Arbitration is expensive

Arbitration is expensive and the costs can rival or exceed going to court. The stakes are high for an owner who may have to pay the corporation’s costs if they lose but less so for a board who will spread their costs among all of the owners through their condo fees.

The courts have confirmed that, after reviewing the owner’s prior conduct, it is within an arbitrator’s discretion to order the owner to pay up to all the condo corporation’s costs.

These costs can be huge, as in Italiano v. Toronto Standard Condominium Corporation No. 1507, where the owner was obligated to pay in excess of $81,000 for the corporation’s legal fees, mediation and arbitration costs. This is a heavy price to pay for playing loud music in a condo with thin walls.

In a Court of Appeal for British Columbia decision, Hunt v. The Owners, Strata Plan LMS 2556, the owners, Mr. & Mrs. Hunt requested that a dispute over an owners plans to install an air conditioning unit go to arbitration.

The Hunts wanted a single arbitrator decide the issue; the strata wanted three arbitrators. The Hunts, who represented themselves, lost and were hit with the three strata's legal costs. ON top of that, they had to pay the arbitrators’ fees, which including taxes, totalled $106,008.

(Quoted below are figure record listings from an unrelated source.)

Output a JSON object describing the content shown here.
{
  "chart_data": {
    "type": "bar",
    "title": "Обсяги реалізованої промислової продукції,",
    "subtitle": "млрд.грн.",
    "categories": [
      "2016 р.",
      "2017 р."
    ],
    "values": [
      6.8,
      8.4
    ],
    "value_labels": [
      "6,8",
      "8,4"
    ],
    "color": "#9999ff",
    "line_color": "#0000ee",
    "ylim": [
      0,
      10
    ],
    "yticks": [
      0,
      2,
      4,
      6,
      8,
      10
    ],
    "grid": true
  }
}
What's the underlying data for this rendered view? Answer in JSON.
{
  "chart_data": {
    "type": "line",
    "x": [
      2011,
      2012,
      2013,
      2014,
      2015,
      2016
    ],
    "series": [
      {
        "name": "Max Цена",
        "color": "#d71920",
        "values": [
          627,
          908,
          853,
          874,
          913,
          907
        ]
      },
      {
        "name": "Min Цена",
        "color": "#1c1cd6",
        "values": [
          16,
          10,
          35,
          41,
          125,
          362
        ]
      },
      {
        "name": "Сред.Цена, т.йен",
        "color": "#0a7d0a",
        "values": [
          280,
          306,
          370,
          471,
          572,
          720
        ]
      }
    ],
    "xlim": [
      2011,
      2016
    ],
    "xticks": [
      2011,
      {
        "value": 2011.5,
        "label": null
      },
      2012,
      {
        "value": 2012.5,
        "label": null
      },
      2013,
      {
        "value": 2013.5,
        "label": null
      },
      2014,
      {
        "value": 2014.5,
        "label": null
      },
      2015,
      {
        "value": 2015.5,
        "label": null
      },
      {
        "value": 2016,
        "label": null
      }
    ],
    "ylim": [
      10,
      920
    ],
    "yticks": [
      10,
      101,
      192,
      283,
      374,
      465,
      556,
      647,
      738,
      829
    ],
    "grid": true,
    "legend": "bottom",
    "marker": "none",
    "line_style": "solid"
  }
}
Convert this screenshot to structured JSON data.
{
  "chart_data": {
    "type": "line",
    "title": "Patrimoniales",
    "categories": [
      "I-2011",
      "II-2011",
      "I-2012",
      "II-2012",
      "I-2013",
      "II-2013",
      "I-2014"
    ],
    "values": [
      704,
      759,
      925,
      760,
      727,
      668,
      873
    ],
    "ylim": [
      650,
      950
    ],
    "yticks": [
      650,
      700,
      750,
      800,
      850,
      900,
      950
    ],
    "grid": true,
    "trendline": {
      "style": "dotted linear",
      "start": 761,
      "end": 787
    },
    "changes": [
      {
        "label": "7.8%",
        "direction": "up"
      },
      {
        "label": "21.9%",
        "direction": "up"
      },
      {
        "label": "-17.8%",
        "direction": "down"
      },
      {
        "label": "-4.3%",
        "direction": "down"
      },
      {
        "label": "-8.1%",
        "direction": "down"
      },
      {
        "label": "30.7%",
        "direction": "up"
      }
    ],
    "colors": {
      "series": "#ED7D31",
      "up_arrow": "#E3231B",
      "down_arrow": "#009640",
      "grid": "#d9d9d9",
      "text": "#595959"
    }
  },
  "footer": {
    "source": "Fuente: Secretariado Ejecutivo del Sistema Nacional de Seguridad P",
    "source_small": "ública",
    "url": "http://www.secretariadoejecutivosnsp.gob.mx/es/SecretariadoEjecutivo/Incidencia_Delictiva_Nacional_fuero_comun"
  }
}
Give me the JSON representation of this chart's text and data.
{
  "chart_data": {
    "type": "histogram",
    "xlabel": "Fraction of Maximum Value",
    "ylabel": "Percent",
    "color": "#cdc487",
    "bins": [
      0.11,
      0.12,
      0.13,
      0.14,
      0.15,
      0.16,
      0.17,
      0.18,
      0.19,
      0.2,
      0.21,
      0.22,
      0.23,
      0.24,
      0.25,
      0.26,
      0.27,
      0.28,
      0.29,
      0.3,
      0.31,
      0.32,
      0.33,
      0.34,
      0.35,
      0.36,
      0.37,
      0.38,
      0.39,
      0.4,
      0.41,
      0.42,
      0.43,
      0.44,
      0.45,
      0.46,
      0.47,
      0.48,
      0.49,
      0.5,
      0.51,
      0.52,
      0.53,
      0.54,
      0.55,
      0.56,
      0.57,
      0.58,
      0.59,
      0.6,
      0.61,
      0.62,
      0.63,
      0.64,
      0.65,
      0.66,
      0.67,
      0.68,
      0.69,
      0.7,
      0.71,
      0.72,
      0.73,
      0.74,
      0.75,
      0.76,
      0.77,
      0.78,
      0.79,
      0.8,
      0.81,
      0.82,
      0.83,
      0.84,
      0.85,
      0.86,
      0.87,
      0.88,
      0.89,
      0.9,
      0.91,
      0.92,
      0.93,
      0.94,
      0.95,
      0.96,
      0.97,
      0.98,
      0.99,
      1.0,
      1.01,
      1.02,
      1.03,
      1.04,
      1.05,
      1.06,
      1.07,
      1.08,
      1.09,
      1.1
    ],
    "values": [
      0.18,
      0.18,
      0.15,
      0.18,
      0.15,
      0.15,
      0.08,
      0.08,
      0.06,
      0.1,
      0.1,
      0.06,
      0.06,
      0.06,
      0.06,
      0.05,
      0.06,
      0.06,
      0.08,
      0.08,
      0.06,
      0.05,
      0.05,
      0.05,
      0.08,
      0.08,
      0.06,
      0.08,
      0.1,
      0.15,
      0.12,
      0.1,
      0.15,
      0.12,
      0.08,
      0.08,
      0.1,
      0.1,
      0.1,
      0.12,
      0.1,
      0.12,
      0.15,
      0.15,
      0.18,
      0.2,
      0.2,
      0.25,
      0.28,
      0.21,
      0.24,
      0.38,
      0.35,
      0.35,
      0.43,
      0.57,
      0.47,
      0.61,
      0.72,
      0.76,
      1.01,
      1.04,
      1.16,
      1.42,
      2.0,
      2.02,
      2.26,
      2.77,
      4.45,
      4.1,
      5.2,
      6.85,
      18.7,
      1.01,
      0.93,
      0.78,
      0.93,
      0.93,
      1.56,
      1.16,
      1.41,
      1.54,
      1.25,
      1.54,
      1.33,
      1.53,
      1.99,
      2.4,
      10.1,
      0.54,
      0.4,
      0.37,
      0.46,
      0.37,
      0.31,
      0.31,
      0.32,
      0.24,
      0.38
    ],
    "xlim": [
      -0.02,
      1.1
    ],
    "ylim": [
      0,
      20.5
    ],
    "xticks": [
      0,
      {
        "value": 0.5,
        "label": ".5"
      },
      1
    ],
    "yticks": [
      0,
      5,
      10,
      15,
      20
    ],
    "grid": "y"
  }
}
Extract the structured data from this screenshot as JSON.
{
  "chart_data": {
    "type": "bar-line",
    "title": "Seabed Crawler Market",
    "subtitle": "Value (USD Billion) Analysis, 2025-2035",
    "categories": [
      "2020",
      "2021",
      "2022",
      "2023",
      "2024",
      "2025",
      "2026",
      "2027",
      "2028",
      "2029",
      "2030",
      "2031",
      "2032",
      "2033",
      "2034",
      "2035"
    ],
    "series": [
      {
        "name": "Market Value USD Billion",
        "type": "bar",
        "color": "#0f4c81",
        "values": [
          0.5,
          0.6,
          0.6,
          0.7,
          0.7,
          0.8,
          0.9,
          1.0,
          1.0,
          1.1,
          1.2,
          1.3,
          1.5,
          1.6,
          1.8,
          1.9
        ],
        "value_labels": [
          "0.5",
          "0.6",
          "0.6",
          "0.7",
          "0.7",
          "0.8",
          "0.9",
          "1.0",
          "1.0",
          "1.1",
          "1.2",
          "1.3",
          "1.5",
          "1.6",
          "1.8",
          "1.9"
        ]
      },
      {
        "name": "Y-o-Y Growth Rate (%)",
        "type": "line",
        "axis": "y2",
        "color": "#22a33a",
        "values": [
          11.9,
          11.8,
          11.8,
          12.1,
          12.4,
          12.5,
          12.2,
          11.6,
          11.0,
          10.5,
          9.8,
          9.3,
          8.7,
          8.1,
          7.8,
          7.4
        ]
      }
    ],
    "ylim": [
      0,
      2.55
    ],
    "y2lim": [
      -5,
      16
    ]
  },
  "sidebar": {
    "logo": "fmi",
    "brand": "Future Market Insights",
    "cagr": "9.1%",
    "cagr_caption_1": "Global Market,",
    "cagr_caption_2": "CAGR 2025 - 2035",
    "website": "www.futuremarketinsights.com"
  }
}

Remarking on this case, Paul G. Mendes, a BC lawyer, wrote:
"Arbitrators are private judges, and they don’t come cheap. One of the arbitrators, in this case, charged $400 per hour or $3,000 per day to hear the arbitration. One of the things that the strata’s lawyer discussed with the arbitrator in those informal communications was how worried the unit owners were about the cost of the arbitration after they were asked to pay $15,000 for their share of the arbitrator’s fees!

Arbitrations can be very effective for resolving specialized disputes quickly, but they can also be punishingly expensive, so they are generally not suited to resolving most strata disputes. The dispute here was over the installation of an air conditioning unit on the common property. The Hunts opposed the AC unit because they felt it would be too noisy and that it would unreasonably interfere with the use and enjoyment of their strata lot. Although it is possible that that dispute was worth $106,000 to the parties, that seems extremely unlikely to me.

For that reason, I always advise against using arbitration to decide most strata disputes. The cost of losing the arbitration can be punishing and is often disproportionate to what is at stake in the typical strata dispute.

That is not to say that there is no place for arbitrations in strata disputes, but it does not mean that you should think long and hard about initiating a strata arbitration when much less costly options like Court and the CRT are available."